When my brothers and sisters are hurt or confused, when my mom and dad are worn out, when everything seems to be changing and none of it for the better—sometimes I feel so very sad, and I can’t explain why, except that when I’m tired the caring gets so much harder and everything seems wrong with this world and it would be nice to take the easy route and just shut down all emotional processes.

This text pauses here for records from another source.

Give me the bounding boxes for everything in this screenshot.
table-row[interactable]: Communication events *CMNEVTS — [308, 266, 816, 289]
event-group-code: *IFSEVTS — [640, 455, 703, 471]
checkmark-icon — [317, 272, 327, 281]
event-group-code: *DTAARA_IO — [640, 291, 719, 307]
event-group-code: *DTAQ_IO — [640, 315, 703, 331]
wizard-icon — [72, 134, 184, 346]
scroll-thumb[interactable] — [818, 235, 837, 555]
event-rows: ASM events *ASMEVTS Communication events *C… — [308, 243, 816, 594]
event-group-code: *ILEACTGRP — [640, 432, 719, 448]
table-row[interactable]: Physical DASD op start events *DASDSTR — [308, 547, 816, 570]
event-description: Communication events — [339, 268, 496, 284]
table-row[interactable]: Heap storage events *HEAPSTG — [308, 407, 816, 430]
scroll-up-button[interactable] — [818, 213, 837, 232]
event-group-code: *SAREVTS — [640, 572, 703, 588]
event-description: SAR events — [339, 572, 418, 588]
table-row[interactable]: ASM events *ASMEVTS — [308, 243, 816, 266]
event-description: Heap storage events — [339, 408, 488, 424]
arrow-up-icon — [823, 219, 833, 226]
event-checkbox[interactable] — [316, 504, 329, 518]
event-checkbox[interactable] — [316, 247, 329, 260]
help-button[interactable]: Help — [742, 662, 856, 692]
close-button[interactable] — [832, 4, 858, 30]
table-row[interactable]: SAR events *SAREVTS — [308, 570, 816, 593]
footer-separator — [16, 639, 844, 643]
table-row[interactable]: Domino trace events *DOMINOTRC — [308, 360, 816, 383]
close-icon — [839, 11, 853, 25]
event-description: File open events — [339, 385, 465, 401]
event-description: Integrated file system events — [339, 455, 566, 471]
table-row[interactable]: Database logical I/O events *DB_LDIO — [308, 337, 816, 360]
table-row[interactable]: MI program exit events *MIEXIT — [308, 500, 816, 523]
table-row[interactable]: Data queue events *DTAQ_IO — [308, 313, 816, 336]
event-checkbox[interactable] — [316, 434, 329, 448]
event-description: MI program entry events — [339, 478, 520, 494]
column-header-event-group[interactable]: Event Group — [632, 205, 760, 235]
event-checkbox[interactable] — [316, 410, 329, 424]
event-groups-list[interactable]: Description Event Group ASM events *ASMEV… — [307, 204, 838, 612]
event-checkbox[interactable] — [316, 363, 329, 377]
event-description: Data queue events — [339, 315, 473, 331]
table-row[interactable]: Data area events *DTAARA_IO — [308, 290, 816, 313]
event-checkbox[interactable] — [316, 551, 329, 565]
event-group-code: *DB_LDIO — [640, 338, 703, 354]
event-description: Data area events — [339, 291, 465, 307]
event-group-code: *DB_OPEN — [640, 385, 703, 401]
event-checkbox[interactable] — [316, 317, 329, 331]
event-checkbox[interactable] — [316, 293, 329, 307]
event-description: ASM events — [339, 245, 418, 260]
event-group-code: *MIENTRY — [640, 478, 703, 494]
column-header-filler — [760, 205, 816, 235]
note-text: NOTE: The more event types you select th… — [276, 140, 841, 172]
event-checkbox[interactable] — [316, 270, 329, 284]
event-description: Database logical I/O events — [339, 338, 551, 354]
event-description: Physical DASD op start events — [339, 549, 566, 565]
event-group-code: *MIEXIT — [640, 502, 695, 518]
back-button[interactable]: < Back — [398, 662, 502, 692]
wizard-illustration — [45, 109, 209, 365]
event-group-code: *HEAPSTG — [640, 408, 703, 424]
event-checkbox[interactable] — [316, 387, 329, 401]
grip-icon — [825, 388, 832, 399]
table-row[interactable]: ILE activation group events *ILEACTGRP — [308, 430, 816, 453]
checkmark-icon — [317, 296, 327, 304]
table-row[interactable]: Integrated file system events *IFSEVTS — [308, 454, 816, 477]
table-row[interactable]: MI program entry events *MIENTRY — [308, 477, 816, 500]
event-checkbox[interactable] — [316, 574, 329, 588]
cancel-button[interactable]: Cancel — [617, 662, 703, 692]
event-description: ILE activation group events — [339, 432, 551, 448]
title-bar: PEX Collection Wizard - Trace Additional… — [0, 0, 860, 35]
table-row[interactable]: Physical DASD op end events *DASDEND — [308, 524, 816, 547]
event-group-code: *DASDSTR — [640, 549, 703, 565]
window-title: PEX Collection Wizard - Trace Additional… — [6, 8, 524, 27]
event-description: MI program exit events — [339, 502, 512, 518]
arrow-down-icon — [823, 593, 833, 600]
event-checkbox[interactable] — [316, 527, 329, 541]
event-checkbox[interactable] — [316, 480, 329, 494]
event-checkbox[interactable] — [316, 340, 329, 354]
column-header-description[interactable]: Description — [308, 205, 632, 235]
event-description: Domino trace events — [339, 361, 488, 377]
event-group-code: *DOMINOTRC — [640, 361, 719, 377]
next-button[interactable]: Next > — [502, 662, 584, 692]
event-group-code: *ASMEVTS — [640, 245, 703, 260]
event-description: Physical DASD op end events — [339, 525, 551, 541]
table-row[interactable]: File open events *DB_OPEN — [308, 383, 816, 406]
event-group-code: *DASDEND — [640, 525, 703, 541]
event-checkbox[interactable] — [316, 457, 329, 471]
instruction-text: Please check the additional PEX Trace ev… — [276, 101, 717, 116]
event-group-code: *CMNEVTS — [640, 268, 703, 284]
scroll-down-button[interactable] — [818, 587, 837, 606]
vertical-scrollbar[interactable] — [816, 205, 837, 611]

But this is not God’s way with us…

“When Israel was a youth I loved him, and out of Egypt I called My son. . . . It is I who taught Ephraim to walk, I took them in My arms; but they did not know that I healed them. I led them with the cords of a man, with bonds of love, and I became to them as one who lifts the yoke from their jaws; and I bent down and fed them. . . . My people are bent on turning from Me. Though they call them to the One on high, none at all exalts Him. How can I give you up, O Ephraim? How can I surrender you, O Israel? How can I make you like Admah? How can I treat you like Zeboiim? My heart is turned over within Me, all My compassions are kindled.”
Hosea 11:1, 3-4, 7-8

“Jerusalem, Jerusalem, who kills the prophets and stones those who are sent to her! How often I wanted to gather your children together, the way a hen gathers her chicks under her wings, and you were unwilling. Behold, your house is being left to you desolate!”
Matthew 23:37-38

The Lord is not slow about His promise, as some count slowness, but is patient toward you, not wishing for any to perish but for all to come to repentance.”
2 Peter 3:9

We grieve Him every day, yet He is compassionate. He weeps over us. He waits patiently for us. He does not see only our present flaws but our future flawlessness in glory.

I would do well to look at the world the same way: darkened by wickedness, but temporary—waiting to be made new.